Skip Azure Bastion from the start. The official Microsoft guide recommends it, but $140/month is completely unnecessary for a personal project. An IP-locked NSG rule gets you the same security outcome for free.

Write your config locally and scp it to the VM. I wasted time trying to edit JSON in nano on the VM. Writing the file on your local machine and uploading it is cleaner and avoids the kind of formatting errors that produce cryptic JSON parse failures.

Get gateway.mode local into the systemd drop-in on day one. That single missing config value was responsible for most of the gateway startup failures I hit.

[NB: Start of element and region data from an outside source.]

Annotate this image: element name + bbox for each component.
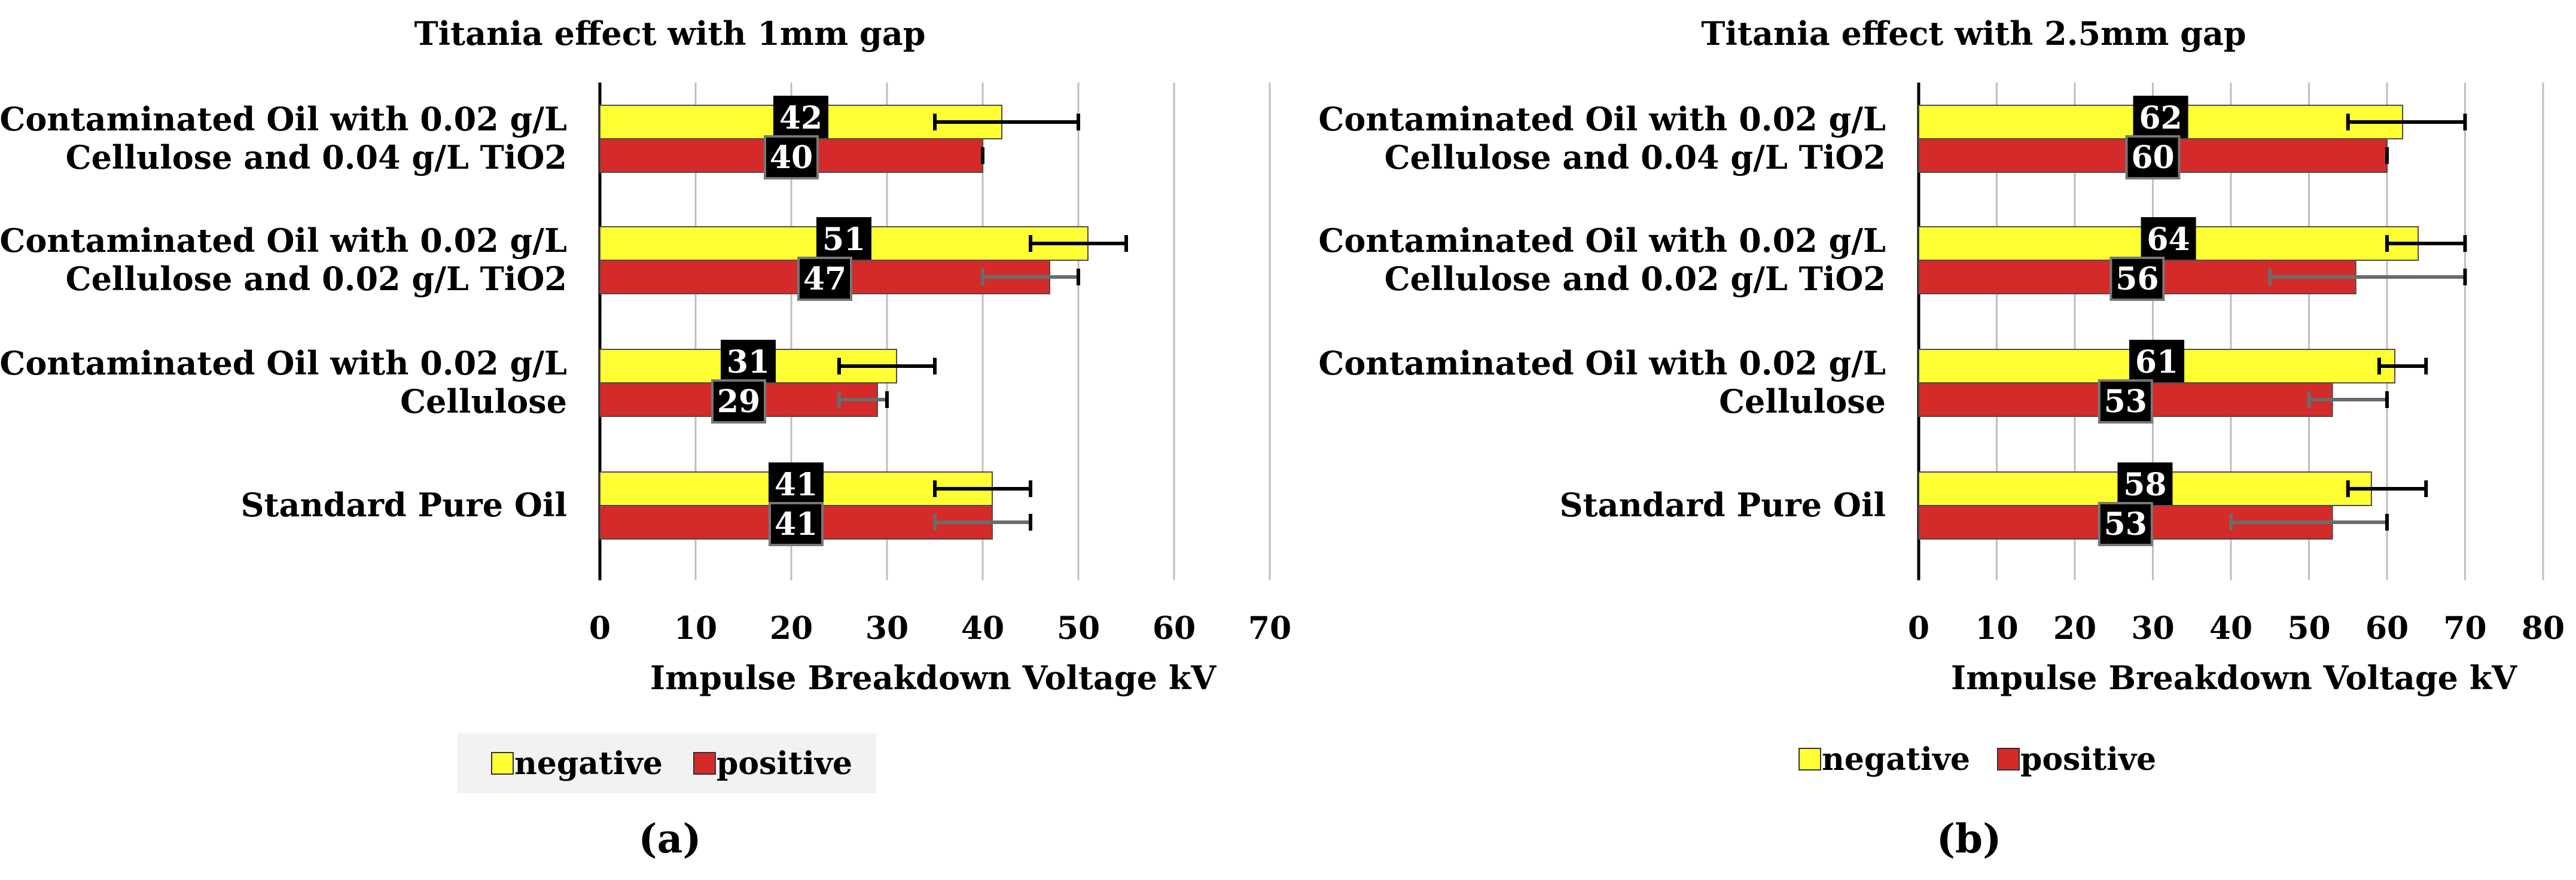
x-tick-label: 10	[674, 610, 717, 647]
data-label-positive: 53	[2104, 383, 2147, 420]
panel-label: (a)	[638, 815, 701, 862]
data-label-box	[2125, 135, 2181, 179]
x-tick-label: 20	[2053, 610, 2096, 647]
category-label: Cellulose and 0.04 g/L TiO2	[66, 138, 567, 176]
category-label: Standard Pure Oil	[1560, 486, 1886, 524]
legend-swatch-negative	[1798, 748, 1821, 771]
data-label-positive: 53	[2104, 506, 2147, 543]
data-label-negative: 31	[727, 344, 770, 380]
category-label: Contaminated Oil with 0.02 g/L	[1318, 100, 1886, 138]
x-tick-label: 70	[1248, 610, 1291, 647]
category-label: Standard Pure Oil	[241, 486, 567, 524]
panel-a: Titania effect with 1mm gap4240Contamina…	[0, 14, 1291, 862]
x-tick-label: 0	[1908, 610, 1929, 647]
x-tick-label: 0	[589, 610, 611, 647]
x-tick-label: 50	[2287, 610, 2330, 647]
data-label-negative: 42	[779, 100, 822, 136]
category-label: Cellulose	[400, 382, 567, 421]
category-label: Contaminated Oil with 0.02 g/L	[0, 344, 567, 382]
legend-swatch-negative	[491, 752, 514, 775]
data-label-box	[711, 379, 766, 424]
category-label: Contaminated Oil with 0.02 g/L	[0, 221, 567, 260]
category-label: Cellulose and 0.02 g/L TiO2	[1385, 260, 1886, 298]
x-tick-label: 40	[961, 610, 1004, 647]
chart-title: Titania effect with 1mm gap	[414, 14, 925, 53]
data-label-negative: 51	[822, 221, 865, 258]
x-tick-label: 30	[865, 610, 909, 647]
chart-title: Titania effect with 2.5mm gap	[1701, 14, 2246, 53]
x-axis-label: Impulse Breakdown Voltage kV	[650, 659, 1217, 697]
x-tick-label: 40	[2209, 610, 2252, 647]
data-label-negative: 64	[2147, 221, 2190, 258]
data-label-box	[769, 502, 824, 546]
data-label-box	[773, 96, 828, 140]
data-label-positive: 40	[770, 139, 813, 176]
x-tick-label: 20	[770, 610, 813, 647]
data-label-box	[2109, 257, 2165, 301]
x-tick-label: 50	[1057, 610, 1100, 647]
legend-swatch-positive	[1997, 748, 2020, 771]
category-label: Contaminated Oil with 0.02 g/L	[1318, 221, 1886, 260]
x-axis-label: Impulse Breakdown Voltage kV	[1951, 659, 2517, 697]
x-tick-label: 60	[1153, 610, 1196, 647]
legend-label-positive: positive	[717, 745, 852, 782]
data-label-box	[2133, 96, 2188, 140]
data-label-negative: 41	[775, 467, 818, 503]
category-label: Contaminated Oil with 0.02 g/L	[0, 100, 567, 138]
legend-label-negative: negative	[514, 745, 663, 782]
category-label: Contaminated Oil with 0.02 g/L	[1318, 344, 1886, 382]
legend-label-positive: positive	[2020, 741, 2156, 778]
panel-b: Titania effect with 2.5mm gap6260Contami…	[1318, 14, 2565, 862]
data-label-negative: 61	[2135, 344, 2178, 380]
data-label-negative: 62	[2139, 100, 2182, 136]
data-label-box	[2098, 502, 2153, 546]
legend-label-negative: negative	[1822, 741, 1970, 778]
data-label-box	[797, 257, 852, 301]
data-label-box	[2141, 217, 2196, 261]
legend-background	[458, 733, 876, 793]
x-tick-label: 70	[2443, 610, 2486, 647]
x-tick-label: 10	[1975, 610, 2018, 647]
data-label-positive: 29	[717, 383, 760, 420]
x-tick-label: 80	[2522, 610, 2565, 647]
data-label-negative: 58	[2123, 467, 2166, 503]
x-tick-label: 60	[2365, 610, 2409, 647]
data-label-positive: 60	[2131, 139, 2174, 176]
data-label-box	[2098, 379, 2153, 424]
x-tick-label: 30	[2131, 610, 2174, 647]
data-label-box	[2129, 340, 2185, 384]
panel-label: (b)	[1937, 815, 2002, 862]
data-label-positive: 56	[2115, 261, 2159, 297]
legend-swatch-positive	[693, 752, 716, 775]
category-label: Cellulose and 0.02 g/L TiO2	[66, 260, 567, 298]
data-label-positive: 47	[803, 261, 846, 297]
data-label-box	[764, 135, 819, 179]
category-label: Cellulose and 0.04 g/L TiO2	[1385, 138, 1886, 176]
category-label: Cellulose	[1719, 382, 1886, 421]
data-label-positive: 41	[775, 506, 818, 543]
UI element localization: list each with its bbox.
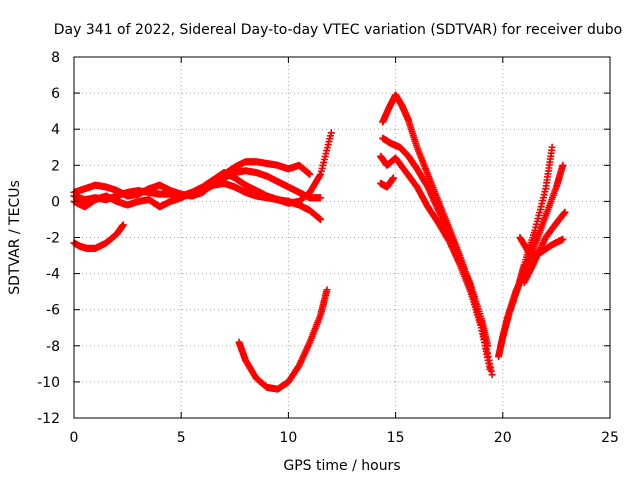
y-tick-label: -10	[37, 375, 60, 391]
data-point	[317, 215, 325, 223]
x-tick-label: 25	[601, 430, 619, 446]
y-tick-label: -4	[46, 267, 60, 283]
x-tick-label: 20	[494, 430, 512, 446]
x-tick-label: 10	[279, 430, 297, 446]
series-track-g	[379, 91, 496, 379]
data-point	[306, 170, 314, 178]
chart-title: Day 341 of 2022, Sidereal Day-to-day VTE…	[54, 22, 622, 38]
x-tick-label: 5	[177, 430, 186, 446]
data-point	[488, 371, 496, 379]
y-tick-label: 6	[51, 86, 60, 102]
data-point	[548, 143, 556, 151]
data-point	[486, 365, 494, 373]
data-point	[559, 235, 567, 243]
data-marks	[70, 91, 569, 393]
x-axis-label: GPS time / hours	[283, 458, 400, 474]
data-point	[389, 174, 397, 182]
series-track-n	[520, 208, 569, 287]
y-tick-label: -2	[46, 231, 60, 247]
series-track-e	[188, 167, 325, 202]
data-point	[323, 286, 331, 294]
axis-ticks: 0 5 10 15 20 25 -12 -10 -8 -6 -4 -2 0 2 4 6 8	[37, 50, 619, 446]
grid-lines	[74, 57, 610, 418]
y-tick-label: 4	[51, 122, 60, 138]
y-tick-label: -8	[46, 339, 60, 355]
series-track-d	[70, 221, 127, 252]
y-tick-label: 8	[51, 50, 60, 66]
data-point	[317, 194, 325, 202]
y-tick-label: -6	[46, 303, 60, 319]
data-point	[561, 208, 569, 216]
y-axis-label: SDTVAR / TECUs	[7, 180, 23, 295]
x-tick-label: 0	[70, 430, 79, 446]
data-point	[119, 221, 127, 229]
series-track-j	[377, 174, 397, 191]
y-tick-label: -12	[37, 411, 60, 427]
data-point	[559, 161, 567, 169]
series-track-i	[377, 152, 494, 373]
y-tick-label: 2	[51, 158, 60, 174]
x-tick-label: 15	[387, 430, 405, 446]
data-point	[327, 129, 335, 137]
series-track-c	[70, 169, 325, 223]
series-track-f	[235, 286, 331, 393]
y-tick-label: 0	[51, 194, 60, 210]
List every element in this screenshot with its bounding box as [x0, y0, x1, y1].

Set groupPolicy disabled immediately if you’re running a single-user bot. If it’s never meant to be in a group, say so in the config from the beginning.

Where Things Stand

My assistant is running cleanly on OpenClaw 2026.3.24 with DeepSeek V3.2 via Azure AI Foundry. It’s accessible over Telegram, running six scheduled cron jobs, and I have an SSH shortcut set up on my Linux desktop for quick access when I need it. All credentials are stored in Azure Key Vault. Total monthly cost is around $16–17 including the VM, inference, and Key Vault.

For an always-on personal AI assistant running on infrastructure I fully control, that feels like a pretty good deal. If you’ve been thinking about building something similar, the combination of OpenClaw, Azure AI Foundry, and DeepSeek V3.2 is a solid stack. There are more moving parts than a hosted service, but the afternoon you spend standing it up is worth it.